Stravolta la Costituzione per dare campo libero all'imperialismo giapponese
Il governo Abe autorizza le forze armate a partecipare ad operazioni militari di “sicurezza collettiva”
Il governo Abe ha autorizzato lo scorso 1 luglio le forze armate giapponesi a partecipare a operazioni militari, definite di “sicurezza collettiva” reinterpretando il principio di “autodifesa” previsto dalla Costituzione per dare campo libero e allineare l'imperialismo giapponese alle altre potenze concorrenti. Una misura bellicista per consentire a Tokyo di svolgere quel ruolo di contenimento della concorrente potenza imperialista cinese assunto di concerto con l'alleato americano.

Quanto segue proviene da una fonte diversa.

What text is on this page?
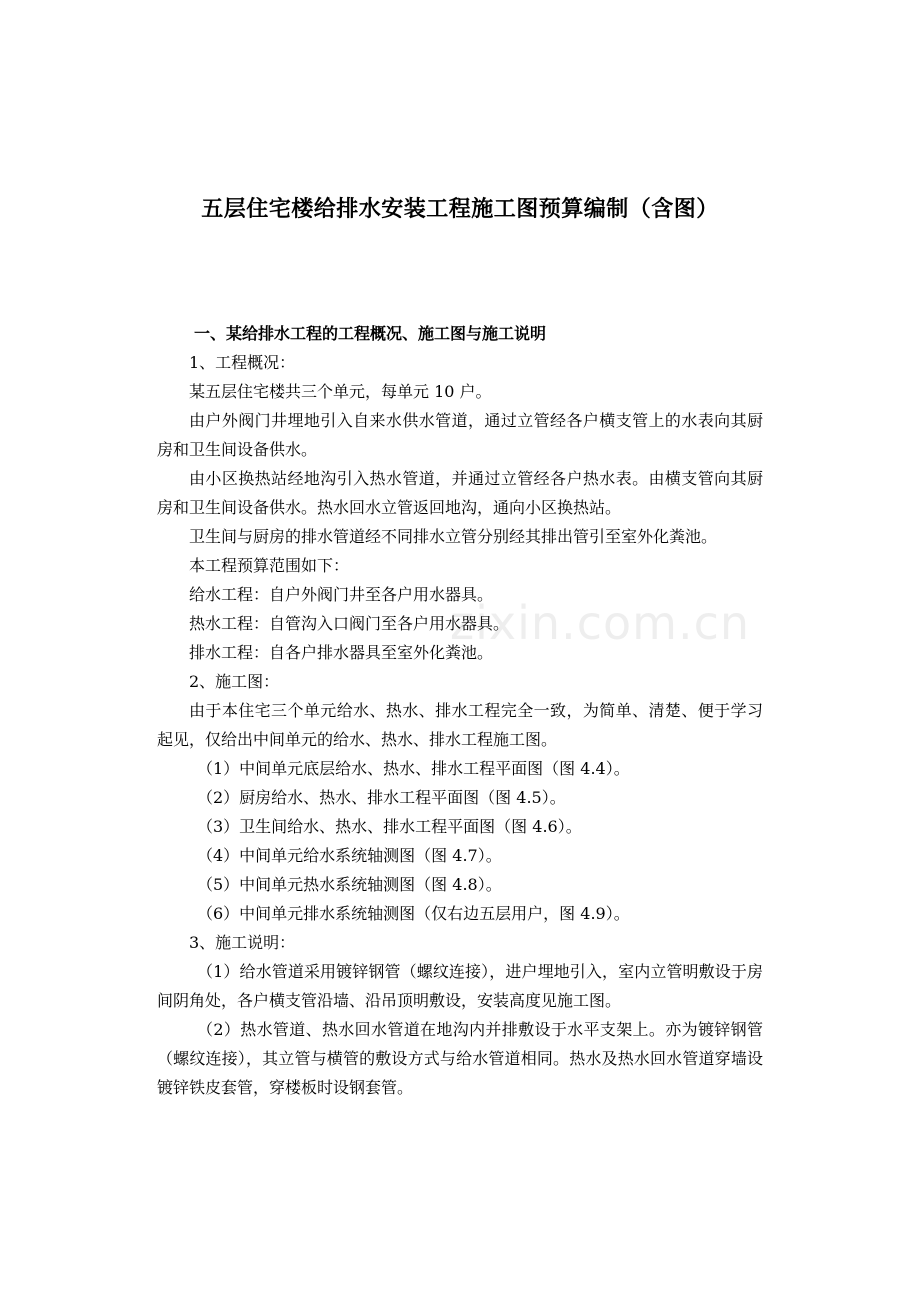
zixin.com.cn
五层住宅楼给排水安装工程施工图预算编制（含图）

一、某给排水工程的工程概况、施工图与施工说明

1、工程概况：

某五层住宅楼共三个单元，每单元 10 户。

由户外阀门井埋地引入自来水供水管道，通过立管经各户横支管上的水表向其厨房和卫生间设备供水。

由小区换热站经地沟引入热水管道，并通过立管经各户热水表。由横支管向其厨房和卫生间设备供水。热水回水立管返回地沟，通向小区换热站。

卫生间与厨房的排水管道经不同排水立管分别经其排出管引至室外化粪池。

本工程预算范围如下：

给水工程：自户外阀门井至各户用水器具。

热水工程：自管沟入口阀门至各户用水器具。

排水工程：自各户排水器具至室外化粪池。

2、施工图：

由于本住宅三个单元给水、热水、排水工程完全一致，为简单、清楚、便于学习起见，仅给出中间单元的给水、热水、排水工程施工图。

（1）中间单元底层给水、热水、排水工程平面图（图 4.4）。

（2）厨房给水、热水、排水工程平面图（图 4.5）。

（3）卫生间给水、热水、排水工程平面图（图 4.6）。

（4）中间单元给水系统轴测图（图 4.7）。

（5）中间单元热水系统轴测图（图 4.8）。

（6）中间单元排水系统轴测图（仅右边五层用户，图 4.9）。

3、施工说明：

（1）给水管道采用镀锌钢管（螺纹连接），进户埋地引入，室内立管明敷设于房间阴角处，各户横支管沿墙、沿吊顶明敷设，安装高度见施工图。

（2）热水管道、热水回水管道在地沟内并排敷设于水平支架上。亦为镀锌钢管（螺纹连接），其立管与横管的敷设方式与给水管道相同。热水及热水回水管道穿墙设镀锌铁皮套管，穿楼板时设钢套管。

Non a caso Shinzo Abe affermava che con la decisione del governo “ad esempio le navi da guerra giapponesi sarebbero in grado di proteggere la flotta statunitense che combatte per difendere il Giappone”. “Non importa quali siano le circostanze, proteggerò le vite e la pace del popolo giapponese”, commentava il premier dipingendo la decisione come una operazione di pace che invece stravolge lo spirito pacifista della Costituzione.
Nella carta costituzionale imposta al Giappone alla fine della Seconda guerra mondiale si afferma all’articolo 9 che “il popolo giapponese, aspirando sinceramente alla pace tra le nazioni fondata sulla giustizia e sull’ordine, rinuncia per sempre alla guerra quale diritto sovrano dello Stato”. Una dichiarazione precisa che legava le mani ai propositi bellicisti dei governi di Tokyo che nel recente passato hanno iniziato a aggirarla; nel 2003, l'esecutivo guidato da Junichiro Koizumi, sotto la cui protezione è cresciuto Abe, forzava le procedure parlamentari per sostenere lo sforzo bellico dell’alleato imperialista americano e faceva approvare l’invio delle Forze di autodifesa giapponesi in Iraq. Due anni dopo, nel 2005, il partito di Koizumi e Abe, il Partito liberaldemocratico (Pld), stilava la bozza di una riforma costituzionale per poter garantire al Giappone una maggiore presenza nelle missioni militari internazionali.
La riforma della Costituzione richiedeva la maggioranza qualificata dei due terzi del Parlamento e l’indizione di un referendum popolare; nel 2007 il governo Abe quale primo passo tentava di semplificare il percorso ma non ci riusciva. Alla fine 2013 creava un Consiglio di sicurezza nazionale sotto il diretto controllo del primo ministro e approvava un aumento delle spese militari di circa 4 miliardi di euro fino al 2018. Nell'aprile 2014 aboliva infine il divieto sull’esportazione di armi in vigore dalla metà degli anni Sessanta.
La “reinterpretazione” dell’articolo 9 per autorizzare le forze armate giapponesi a partecipare a operazioni militari è quindi l'ultimo passaggio del progetto governativo per aggirare la Costituzione, cosciente dell'opposizione non tanto del parlamento quanto delle masse popolari. Che infatti, secondo quanto riferito dall’agenzia di stampa Kyodo, hanno manifestato anche l'1 luglio fuori dall’ufficio del primo ministro al grido di “non distruggete l’articolo 9 della costituzione”; altre manifestazioni contro la decisione del governo si svolgevano a Hiroshima e in altre città.